If you read about a “remarkable discovery” in popular press – is it true? Is it based on solid scientific evidence? Does it make as much impact on clinical practice as the popular press articles suggest?
Is there a global expert in your condition who might enroll you into a small-scale clinical trial or experimental therapy that could benefit you?
It is well known that actor Angelina Jolie had extensive genetic testing after her mother, Marcheline Bertrand, died of ovarian cancer at 56. Her mother’s mother, Lois Bertrand, died of ovarian cancer at 45.
Ms. Jolie’s mother’s sister, Debbie Martin, was diagnosed with late stage breast cancer in 2004 and died from it in 2013, at the age of 61, just two weeks after Ms. Jolie underwent preventive double mastectomy.
Breast cancer and ovarian cancer have overlapping risk factors, as do uterine, prostate and breast cancers.
Actor Pierce Brosnan’s daughter Charlotte died from ovarian cancer at 41 years of age, almost the same age as her mother died from the same disease (at 43).

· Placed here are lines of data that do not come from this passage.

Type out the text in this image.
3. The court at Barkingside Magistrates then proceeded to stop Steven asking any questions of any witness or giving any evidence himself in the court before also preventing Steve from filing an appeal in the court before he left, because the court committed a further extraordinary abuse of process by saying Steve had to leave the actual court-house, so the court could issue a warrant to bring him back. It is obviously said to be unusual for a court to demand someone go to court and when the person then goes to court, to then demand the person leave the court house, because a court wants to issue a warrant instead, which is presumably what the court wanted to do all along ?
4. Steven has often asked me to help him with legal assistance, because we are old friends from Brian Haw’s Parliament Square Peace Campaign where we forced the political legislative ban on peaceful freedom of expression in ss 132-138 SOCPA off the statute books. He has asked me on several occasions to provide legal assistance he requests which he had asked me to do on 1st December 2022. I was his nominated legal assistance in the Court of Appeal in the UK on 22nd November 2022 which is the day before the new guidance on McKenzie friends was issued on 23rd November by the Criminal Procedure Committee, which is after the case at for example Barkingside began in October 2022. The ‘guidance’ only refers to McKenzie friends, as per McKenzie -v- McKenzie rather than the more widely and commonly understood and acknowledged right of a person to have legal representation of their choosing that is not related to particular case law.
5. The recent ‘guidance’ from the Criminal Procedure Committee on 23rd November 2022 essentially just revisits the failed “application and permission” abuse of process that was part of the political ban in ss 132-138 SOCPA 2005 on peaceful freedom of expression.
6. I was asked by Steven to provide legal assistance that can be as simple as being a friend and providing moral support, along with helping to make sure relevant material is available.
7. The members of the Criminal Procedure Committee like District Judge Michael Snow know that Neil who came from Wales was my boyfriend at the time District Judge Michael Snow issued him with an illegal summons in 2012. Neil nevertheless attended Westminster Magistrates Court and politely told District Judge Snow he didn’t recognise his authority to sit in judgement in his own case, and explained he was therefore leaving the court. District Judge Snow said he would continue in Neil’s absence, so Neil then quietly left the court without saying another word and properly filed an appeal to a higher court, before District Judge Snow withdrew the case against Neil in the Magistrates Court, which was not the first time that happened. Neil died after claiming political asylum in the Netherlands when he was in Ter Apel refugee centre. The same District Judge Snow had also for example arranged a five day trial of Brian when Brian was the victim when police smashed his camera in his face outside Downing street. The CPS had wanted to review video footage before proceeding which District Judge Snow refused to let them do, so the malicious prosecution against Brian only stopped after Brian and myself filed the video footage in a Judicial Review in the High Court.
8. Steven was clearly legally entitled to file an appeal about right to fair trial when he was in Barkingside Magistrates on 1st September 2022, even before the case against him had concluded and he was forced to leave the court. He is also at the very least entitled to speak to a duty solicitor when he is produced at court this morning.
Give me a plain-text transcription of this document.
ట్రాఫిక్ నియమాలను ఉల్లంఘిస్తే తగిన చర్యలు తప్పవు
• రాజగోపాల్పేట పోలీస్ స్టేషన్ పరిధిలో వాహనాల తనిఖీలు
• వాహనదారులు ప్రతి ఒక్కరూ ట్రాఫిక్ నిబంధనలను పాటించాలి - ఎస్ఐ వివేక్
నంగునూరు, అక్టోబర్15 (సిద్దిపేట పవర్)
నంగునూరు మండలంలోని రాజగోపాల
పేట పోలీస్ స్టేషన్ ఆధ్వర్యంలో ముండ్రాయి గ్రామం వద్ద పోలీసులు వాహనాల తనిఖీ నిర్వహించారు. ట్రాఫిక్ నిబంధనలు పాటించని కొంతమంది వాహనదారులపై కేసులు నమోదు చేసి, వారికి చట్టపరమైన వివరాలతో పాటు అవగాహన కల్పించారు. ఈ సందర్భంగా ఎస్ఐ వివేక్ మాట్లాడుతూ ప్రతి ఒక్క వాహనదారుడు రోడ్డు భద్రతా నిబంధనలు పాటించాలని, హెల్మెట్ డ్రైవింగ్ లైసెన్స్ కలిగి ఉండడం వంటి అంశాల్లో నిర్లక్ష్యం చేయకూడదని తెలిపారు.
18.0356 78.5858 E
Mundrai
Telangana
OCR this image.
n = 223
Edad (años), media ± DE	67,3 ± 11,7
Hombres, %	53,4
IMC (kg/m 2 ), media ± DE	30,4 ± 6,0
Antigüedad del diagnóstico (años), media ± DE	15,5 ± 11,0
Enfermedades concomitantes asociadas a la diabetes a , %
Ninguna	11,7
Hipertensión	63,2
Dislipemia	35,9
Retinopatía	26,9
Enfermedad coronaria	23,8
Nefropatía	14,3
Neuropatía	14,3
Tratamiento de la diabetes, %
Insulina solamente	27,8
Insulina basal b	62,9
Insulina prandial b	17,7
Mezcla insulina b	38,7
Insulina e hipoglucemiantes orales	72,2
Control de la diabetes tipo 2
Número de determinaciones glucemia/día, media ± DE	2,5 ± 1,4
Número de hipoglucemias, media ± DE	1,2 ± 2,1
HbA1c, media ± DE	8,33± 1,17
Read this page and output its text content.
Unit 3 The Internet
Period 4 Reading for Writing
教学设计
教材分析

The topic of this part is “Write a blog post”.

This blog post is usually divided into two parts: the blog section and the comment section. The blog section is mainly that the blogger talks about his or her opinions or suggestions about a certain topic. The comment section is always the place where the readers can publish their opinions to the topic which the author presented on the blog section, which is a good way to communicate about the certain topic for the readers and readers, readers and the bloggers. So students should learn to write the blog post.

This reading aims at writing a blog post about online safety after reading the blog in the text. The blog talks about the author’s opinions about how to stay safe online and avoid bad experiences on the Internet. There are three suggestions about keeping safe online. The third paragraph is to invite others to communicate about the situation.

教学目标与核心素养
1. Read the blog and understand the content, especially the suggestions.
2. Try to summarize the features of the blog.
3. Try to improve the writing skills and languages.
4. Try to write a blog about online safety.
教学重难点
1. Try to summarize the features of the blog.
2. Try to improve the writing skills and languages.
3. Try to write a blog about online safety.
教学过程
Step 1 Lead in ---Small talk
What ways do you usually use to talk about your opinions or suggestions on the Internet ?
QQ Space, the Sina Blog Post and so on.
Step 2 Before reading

These are just the most publicized situations because of the movie stars involved and the public’s focus on cancers of female reproductive organs. But they are a vivid illustration that the presence of a given disease in one person might signify an abundance of risk factors for the same or related diseases in other blood relatives of the affected person, often across several generations.
The list of diseases, where a strong genetic component influences their appearance and progress, and understanding of the meaning of such genetic associations, is increasing every day. The tests that identify genetic risk factors become cheaper and more widely available.
Which genetic tests are right for you?
Another example of genetic influence on major health problems is perhaps less known but just as significant.
It is a tendency of brain aneurysms to develop over generations of blood relatives, and even rupture at a similar age across generations.
Rupture of a brain aneurysm has a 50% mortality rate and is the most common first clinical sign that an aneurysm exists.
While decades ago the cause of death might have been simply labeled as “stroke” – a not so rare situation – but ascertaining the exact cause of stroke was often not done, until recently.
It could be that “stroke” was, in fact, acute bleeding into the brain from a ruptured aneurysm. Hence, family history of stroke might have practical significance for the current generation of family members to investigate their health.
All these examples show the value of being diligent to look into many factors that can signal a risk of major health problems in an apparently healthy person.
Be confident in your diagnosis and treatment.